The Kalmers’ earth-sheltered, passive solar house is made out of many free and inexpensive materials, and cost less than $10 per square foot.
Reading MOTHER EARTH NEWS for years gave me ideas on energy-efficient home building. I used a few of these ideas on a 100-year-old run-down home I bought and remodeled. This enabled me to acquire tools and skills, learn about solar, and build equity.
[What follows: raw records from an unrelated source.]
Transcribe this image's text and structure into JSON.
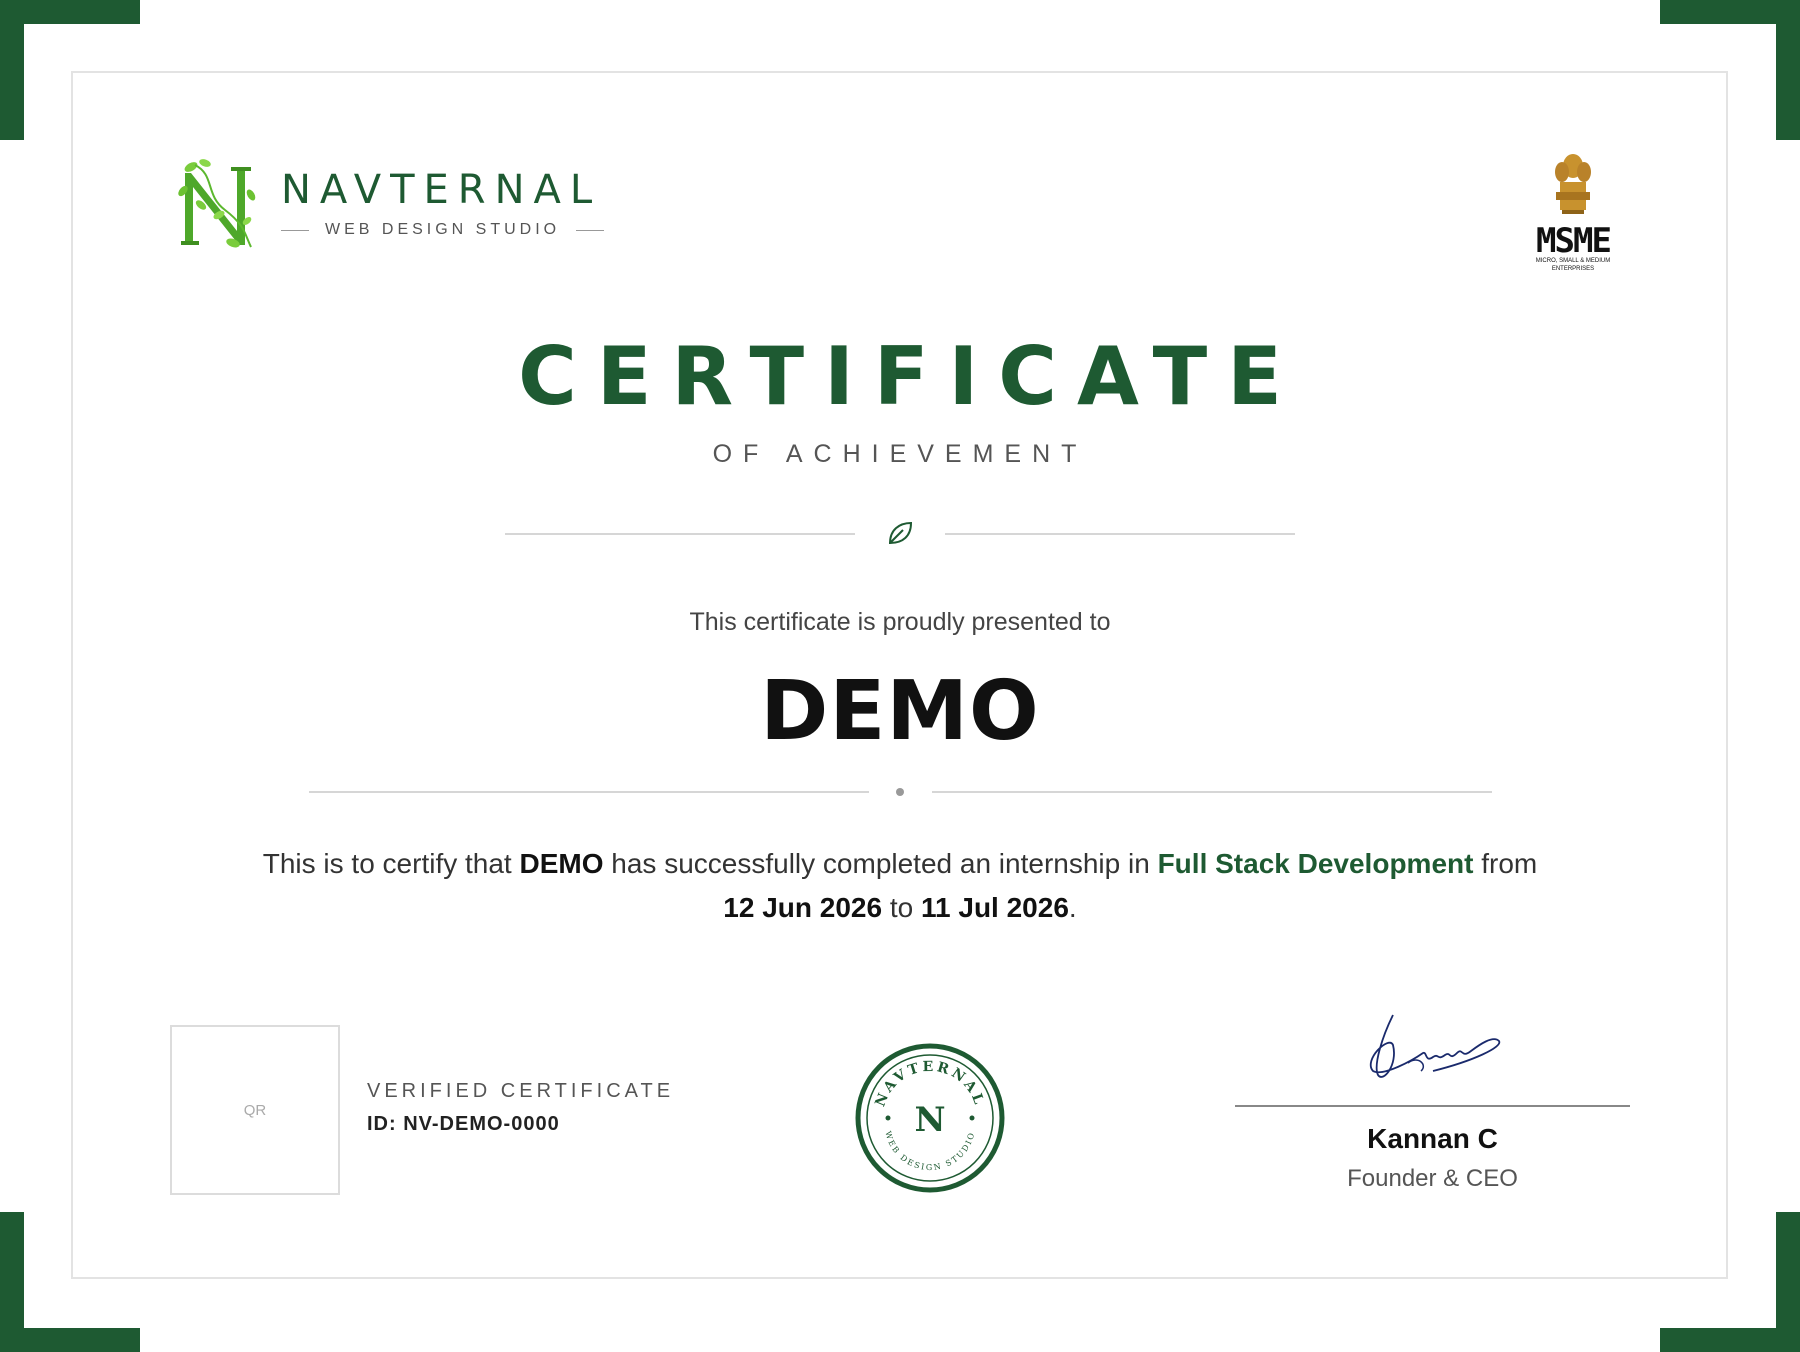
{
  "brand": {
    "name": "NAVTERNAL",
    "tagline": "WEB DESIGN STUDIO",
    "logo_icon": "leafy-n-logo-icon"
  },
  "partner_logo": {
    "icon": "msme-emblem-icon",
    "word": "MSME",
    "small_text": "MICRO, SMALL & MEDIUM ENTERPRISES"
  },
  "certificate": {
    "title": "CERTIFICATE",
    "subtitle": "OF ACHIEVEMENT",
    "presented_text": "This certificate is proudly presented to",
    "recipient": "DEMO",
    "statement": {
      "part1": "This is to certify that",
      "name": "DEMO",
      "part2": "has successfully completed an internship in",
      "course": "Full Stack Development",
      "part3": "from",
      "start_date": "12 Jun 2026",
      "part4": "to",
      "end_date": "11 Jul 2026",
      "end": "."
    }
  },
  "verification": {
    "qr_placeholder": "QR",
    "label": "VERIFIED CERTIFICATE",
    "id": "ID: NV-DEMO-0000"
  },
  "seal": {
    "letter": "N",
    "top_text": "NAVTERNAL",
    "bottom_text": "WEB DESIGN STUDIO"
  },
  "signatory": {
    "name": "Kannan C",
    "role": "Founder & CEO"
  },
  "colors": {
    "brand_green": "#1e5a32",
    "leaf_green": "#5cb82e",
    "text_dark": "#111111"
  }
}
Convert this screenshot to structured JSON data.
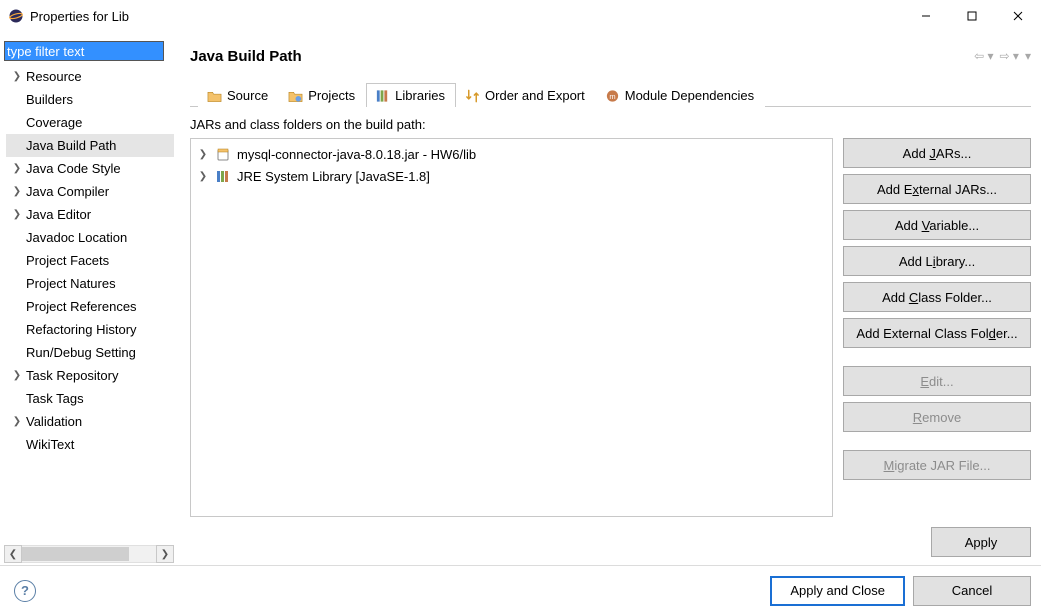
{
  "window": {
    "title": "Properties for Lib"
  },
  "sidebar": {
    "filter_placeholder": "type filter text",
    "items": [
      {
        "label": "Resource",
        "expandable": true
      },
      {
        "label": "Builders",
        "expandable": false
      },
      {
        "label": "Coverage",
        "expandable": false
      },
      {
        "label": "Java Build Path",
        "expandable": false,
        "selected": true
      },
      {
        "label": "Java Code Style",
        "expandable": true
      },
      {
        "label": "Java Compiler",
        "expandable": true
      },
      {
        "label": "Java Editor",
        "expandable": true
      },
      {
        "label": "Javadoc Location",
        "expandable": false
      },
      {
        "label": "Project Facets",
        "expandable": false
      },
      {
        "label": "Project Natures",
        "expandable": false
      },
      {
        "label": "Project References",
        "expandable": false
      },
      {
        "label": "Refactoring History",
        "expandable": false
      },
      {
        "label": "Run/Debug Setting",
        "expandable": false
      },
      {
        "label": "Task Repository",
        "expandable": true
      },
      {
        "label": "Task Tags",
        "expandable": false
      },
      {
        "label": "Validation",
        "expandable": true
      },
      {
        "label": "WikiText",
        "expandable": false
      }
    ]
  },
  "content": {
    "title": "Java Build Path",
    "tabs": [
      {
        "id": "source",
        "label": "Source",
        "icon": "source-folder-icon"
      },
      {
        "id": "projects",
        "label": "Projects",
        "icon": "projects-icon"
      },
      {
        "id": "libraries",
        "label": "Libraries",
        "icon": "library-icon",
        "active": true
      },
      {
        "id": "order",
        "label": "Order and Export",
        "icon": "order-icon"
      },
      {
        "id": "modules",
        "label": "Module Dependencies",
        "icon": "module-icon"
      }
    ],
    "caption": "JARs and class folders on the build path:",
    "lib_items": [
      {
        "label": "mysql-connector-java-8.0.18.jar - HW6/lib",
        "icon": "jar-icon"
      },
      {
        "label": "JRE System Library [JavaSE-1.8]",
        "icon": "library-stack-icon"
      }
    ],
    "actions": {
      "add_jars": {
        "pre": "Add ",
        "u": "J",
        "post": "ARs..."
      },
      "add_ext_jars": {
        "pre": "Add E",
        "u": "x",
        "post": "ternal JARs..."
      },
      "add_variable": {
        "pre": "Add ",
        "u": "V",
        "post": "ariable..."
      },
      "add_library": {
        "pre": "Add L",
        "u": "i",
        "post": "brary..."
      },
      "add_class_folder": {
        "pre": "Add ",
        "u": "C",
        "post": "lass Folder..."
      },
      "add_ext_class_folder": {
        "pre": "Add External Class Fol",
        "u": "d",
        "post": "er..."
      },
      "edit": {
        "pre": "",
        "u": "E",
        "post": "dit..."
      },
      "remove": {
        "pre": "",
        "u": "R",
        "post": "emove"
      },
      "migrate": {
        "pre": "",
        "u": "M",
        "post": "igrate JAR File..."
      }
    },
    "apply": "Apply"
  },
  "footer": {
    "apply_close": "Apply and Close",
    "cancel": "Cancel"
  }
}
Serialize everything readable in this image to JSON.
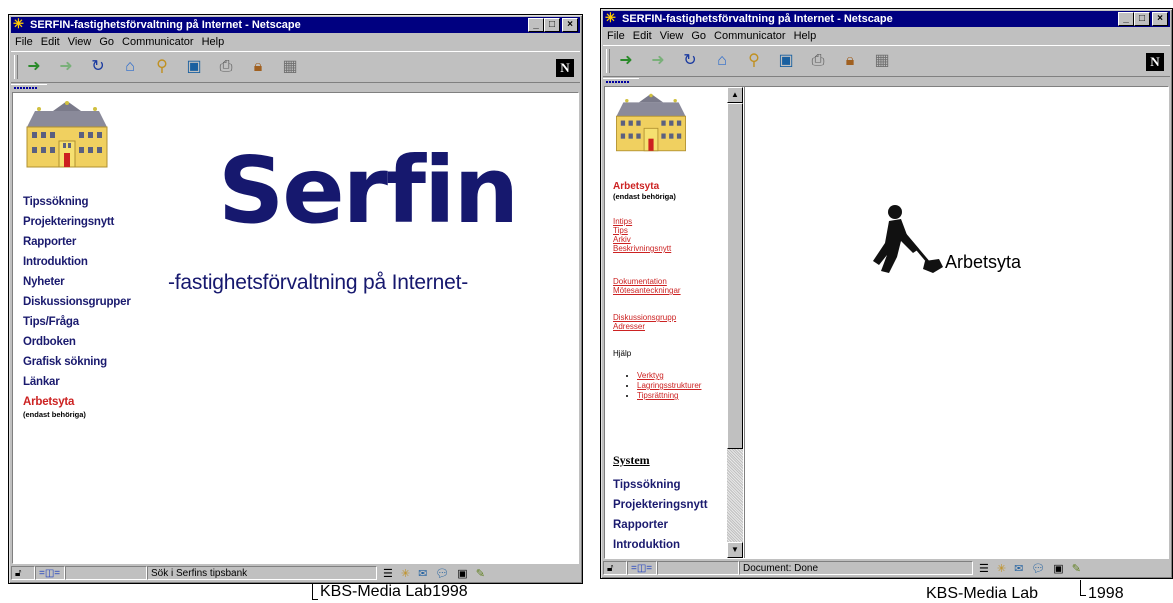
{
  "window_title": "SERFIN-fastighetsförvaltning på Internet - Netscape",
  "menu": [
    "File",
    "Edit",
    "View",
    "Go",
    "Communicator",
    "Help"
  ],
  "toolbar_icons": [
    "back-icon",
    "forward-icon",
    "reload-icon",
    "home-icon",
    "search-icon",
    "netscape-guide-icon",
    "print-icon",
    "security-icon",
    "stop-icon"
  ],
  "netscape_logo": "N",
  "left_window": {
    "nav": [
      "Tipssökning",
      "Projekteringsnytt",
      "Rapporter",
      "Introduktion",
      "Nyheter",
      "Diskussionsgrupper",
      "Tips/Fråga",
      "Ordboken",
      "Grafisk sökning",
      "Länkar"
    ],
    "workspace_link": "Arbetsyta",
    "workspace_note": "(endast behöriga)",
    "logo_title": "Serfin",
    "logo_subtitle": "-fastighetsförvaltning på Internet-",
    "status_text": "Sök i Serfins tipsbank"
  },
  "right_window": {
    "workspace_link": "Arbetsyta",
    "workspace_note": "(endast behöriga)",
    "links_group1": [
      "Intips",
      "Tips",
      "Arkiv",
      "Beskrivningsnytt"
    ],
    "links_group2": [
      "Dokumentation",
      "Mötesanteckningar"
    ],
    "links_group3": [
      "Diskussionsgrupp",
      "Adresser"
    ],
    "help_label": "Hjälp",
    "help_items": [
      "Verktyg",
      "Lagringsstrukturer",
      "Tipsrättning"
    ],
    "system_heading": "System",
    "system_nav": [
      "Tipssökning",
      "Projekteringsnytt",
      "Rapporter",
      "Introduktion"
    ],
    "workspace_label": "Arbetsyta",
    "status_text": "Document: Done"
  },
  "caption_left": "KBS-Media Lab1998",
  "caption_right_a": "KBS-Media Lab",
  "caption_right_b": "1998",
  "colors": {
    "titlebar": "#000080",
    "chrome": "#c0c0c0",
    "brand": "#16186e",
    "link_red": "#cc2222"
  }
}
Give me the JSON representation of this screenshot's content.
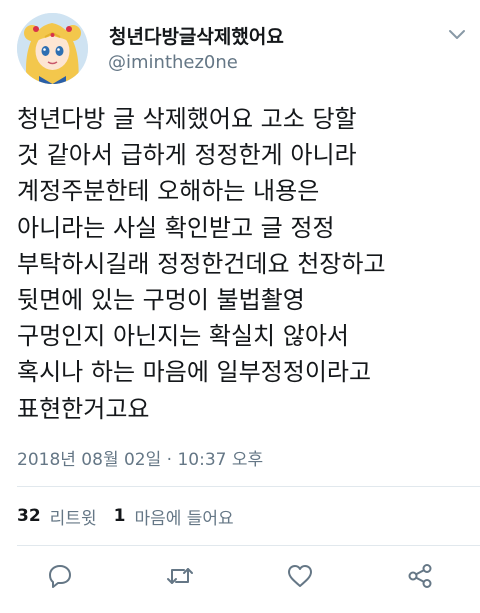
{
  "header": {
    "display_name": "청년다방글삭제했어요",
    "handle": "@iminthez0ne",
    "avatar_icon": "sailor-moon-avatar",
    "menu_icon": "chevron-down-icon"
  },
  "tweet": {
    "text": "청년다방 글 삭제했어요 고소 당할\n것 같아서 급하게 정정한게 아니라\n계정주분한테 오해하는 내용은\n아니라는 사실 확인받고 글 정정\n부탁하시길래 정정한건데요 천장하고\n뒷면에 있는 구멍이 불법촬영\n구멍인지 아닌지는 확실치 않아서\n혹시나 하는 마음에 일부정정이라고\n표현한거고요",
    "timestamp": "2018년 08월 02일 · 10:37 오후"
  },
  "stats": {
    "retweets_count": "32",
    "retweets_label": "리트윗",
    "likes_count": "1",
    "likes_label": "마음에 들어요"
  },
  "actions": [
    {
      "icon": "reply-icon"
    },
    {
      "icon": "retweet-icon"
    },
    {
      "icon": "heart-icon"
    },
    {
      "icon": "share-icon"
    }
  ],
  "colors": {
    "text": "#14171a",
    "secondary": "#657786",
    "divider": "#e1e8ed"
  }
}
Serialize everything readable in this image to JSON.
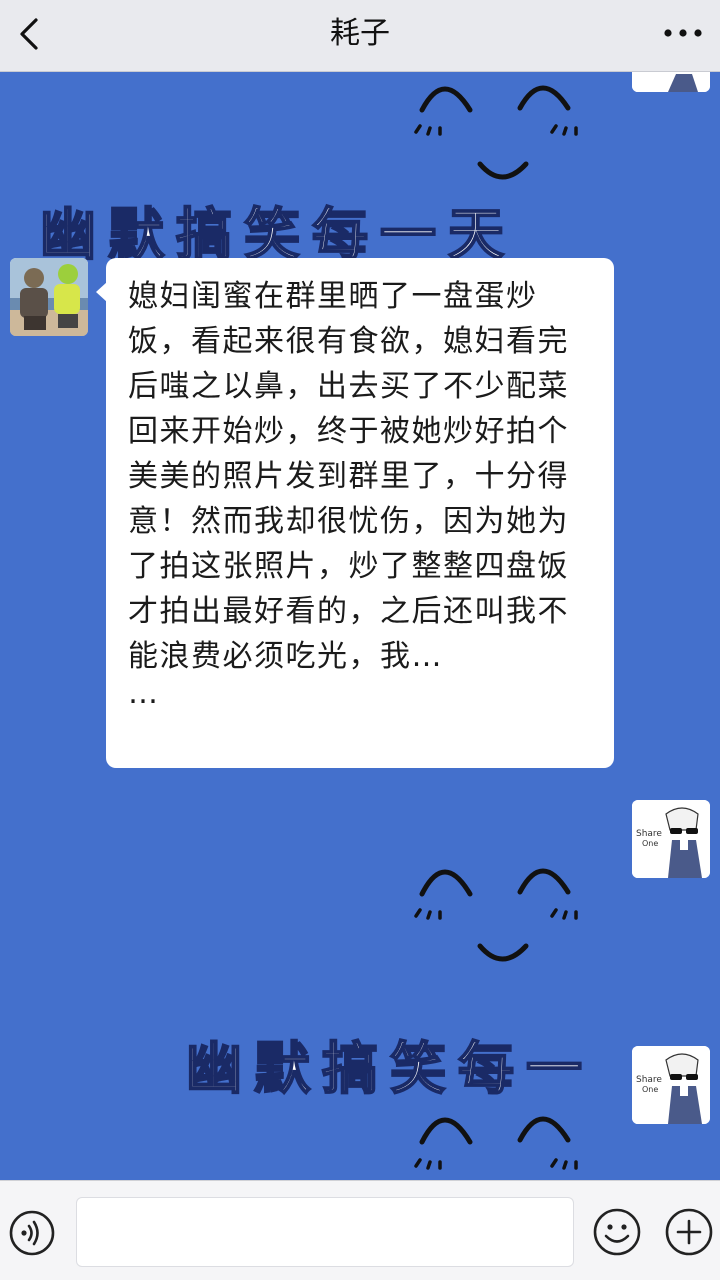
{
  "header": {
    "title": "耗子",
    "back_icon": "chevron-left-icon",
    "more_icon": "more-dots-icon"
  },
  "chat": {
    "background_color": "#4470cc",
    "banner_text": "幽默搞笑每一天",
    "banner_text_partial": "幽默搞笑每一",
    "message": {
      "text": "媳妇闺蜜在群里晒了一盘蛋炒饭，看起来很有食欲，媳妇看完后嗤之以鼻，出去买了不少配菜回来开始炒，终于被她炒好拍个美美的照片发到群里了，十分得意！然而我却很忧伤，因为她为了拍这张照片，炒了整整四盘饭才拍出最好看的，之后还叫我不能浪费必须吃光，我…",
      "trailing": "…"
    },
    "avatar_badge_1": "Share",
    "avatar_badge_2": "One"
  },
  "footer": {
    "voice_icon": "voice-icon",
    "input_value": "",
    "emoji_icon": "emoji-icon",
    "plus_icon": "plus-icon"
  }
}
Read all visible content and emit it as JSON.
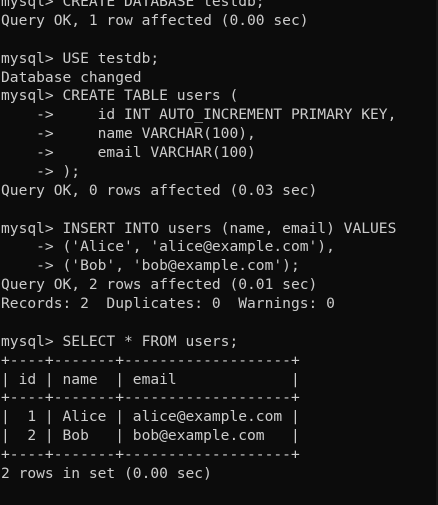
{
  "terminal": {
    "lines": [
      "mysql> CREATE DATABASE testdb;",
      "Query OK, 1 row affected (0.00 sec)",
      "",
      "mysql> USE testdb;",
      "Database changed",
      "mysql> CREATE TABLE users (",
      "    ->     id INT AUTO_INCREMENT PRIMARY KEY,",
      "    ->     name VARCHAR(100),",
      "    ->     email VARCHAR(100)",
      "    -> );",
      "Query OK, 0 rows affected (0.03 sec)",
      "",
      "mysql> INSERT INTO users (name, email) VALUES",
      "    -> ('Alice', 'alice@example.com'),",
      "    -> ('Bob', 'bob@example.com');",
      "Query OK, 2 rows affected (0.01 sec)",
      "Records: 2  Duplicates: 0  Warnings: 0",
      "",
      "mysql> SELECT * FROM users;",
      "+----+-------+-------------------+",
      "| id | name  | email             |",
      "+----+-------+-------------------+",
      "|  1 | Alice | alice@example.com |",
      "|  2 | Bob   | bob@example.com   |",
      "+----+-------+-------------------+",
      "2 rows in set (0.00 sec)"
    ]
  },
  "colors": {
    "background": "#0c0c0c",
    "foreground": "#cccccc"
  }
}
I sold the home in 1982 for a profit after spending five years fixing it up, and bought rural land to build my dream home — an earth-sheltered, passive solar house I built using several techniques MOTHER EARTH NEWS had taught me about. The land had an old trailer on it that we lived in during the house-building process, and then we sold it when we moved into the house. We used locally available, free or inexpensive materials whenever possible. My wife and I gathered local stones to slipform walls, borrowed an old concrete mixer, built forms, and used the forms to build our east, west and north walls. We then externally insulated them before backfilling. I cut logs from my newly acquired 31 acres to make a post and beam frame, infilled with cedar cordwood. I traded some of my time with friends in exchange for them helping us when we needed it, such as when pouring concrete. Because of the sale of our remodeled home, we had enough money to support ourselves while we built, which took about 18 months. We did all the carpentry, cabinet making, electrical and plumbing, only hiring out the excavation for our recessed earth-sheltered home. We added an attached greenhouse, and later solar hot water and solar electricity, all without any sort of loan.